E. N. Konrade1, R. Morse1, T. Mouw2, M. Moreno1, P. DiPasco2, M. Al-kasspooles2 1University of Kansas,School Of Medicine,Kansas City, KS, USA 2University of Kansas Medical Center,Department Of Surgery,Kansas City, KS, USA
Introduction: Although the disparity between various esophagectomy approaches have previously been described, there is a paucity of data describing perioperative outcomes and morbidity with the changing demographics of esophageal cancer. As adenocarcinoma surpasses squamous cell carcinoma as the dominant pathologic subtype, a concern has been raised that older studies are no longer applicable.
Methods: Using the University of Kansas Medical Center (KUMC) database (2007 to 2018), we identified 245 patients who underwent esophagectomy for esophageal cancer. Patients were then stratified into three groups based on the esophagectomy approach and included: Ivor-Lewis (transthoracic), transhiatal esophagectomy (THE) and minimally invasive esophagectomy (MIE). We evaluated operative mortality, length of stay and morbidity for each approach. As a surrogate for postoperative quality of life, we also assessed the subsequent need for anastomotic dilation and stenting.

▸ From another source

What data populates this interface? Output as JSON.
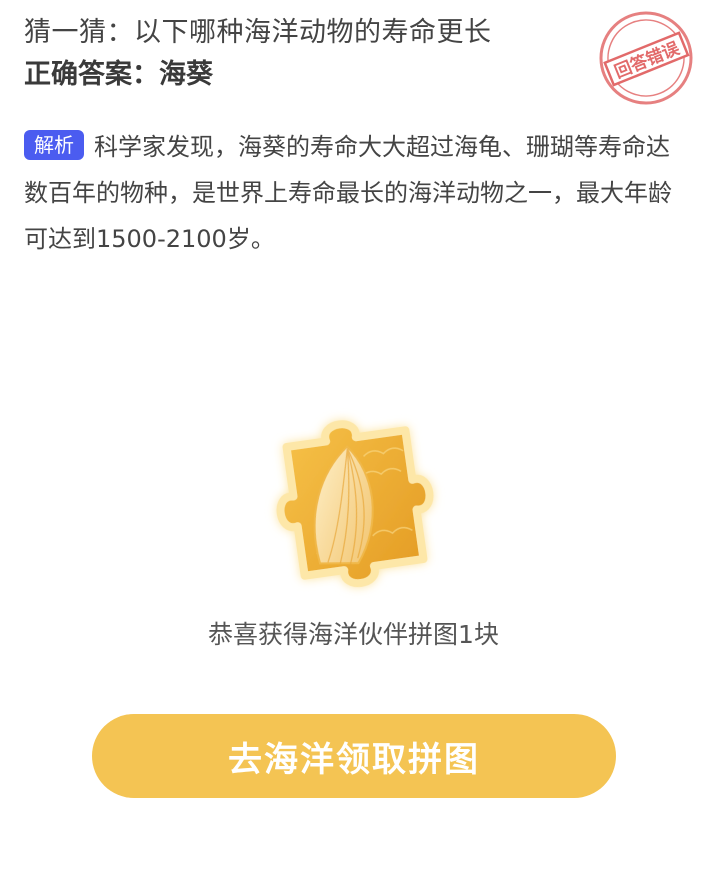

Results: 53 patients underwent the Ivor-Lewis approach (22%), 62 patients underwent the minimally invasive approach (25%), and 130 patients underwent the THE approach (53%). 81% percent of the patients were male, with an average age of 62.5 years and average BMI of 28.2. 78% of patients had adenocarcinoma with 73% having neoadjuvant chemoradiation. Median operative time was 336 minutes. 5.7% of Ivor-Lewis patients developed an anastomotic leak, while 9.4% and 15.9% leak rates were observed in the MIE and THE groups, respectively. Stenosis developed in 5.3% of Ivor-Lewis, 6.9% of MIE and 12.7% of THE patients. If a leak was present, stenosis occurred in 2.9% of Ivor-Lewis, 4.9% of MIE and 11% of THE patients. Median comprehensive complication index scores were 26.2, 31.4 and 25.7 for Ivor-Lewis, MIE, and THE, respectively. The average length of stay was 20 days for MIE, 15 days for THE and 14 days for Ivor-Lewis. The readmission rate was 35% with average time to readmit 37.7 days, 20.7 days, and 27.5 days for Ivor-Lewis, MIE and THE respectively.
Conclusion: MIE was associated with a longer length of hospital stay and increased perioperative complications as compared to Ivor-Lewis or transhiatal approaches. Time to readmission was also shorter with MIE.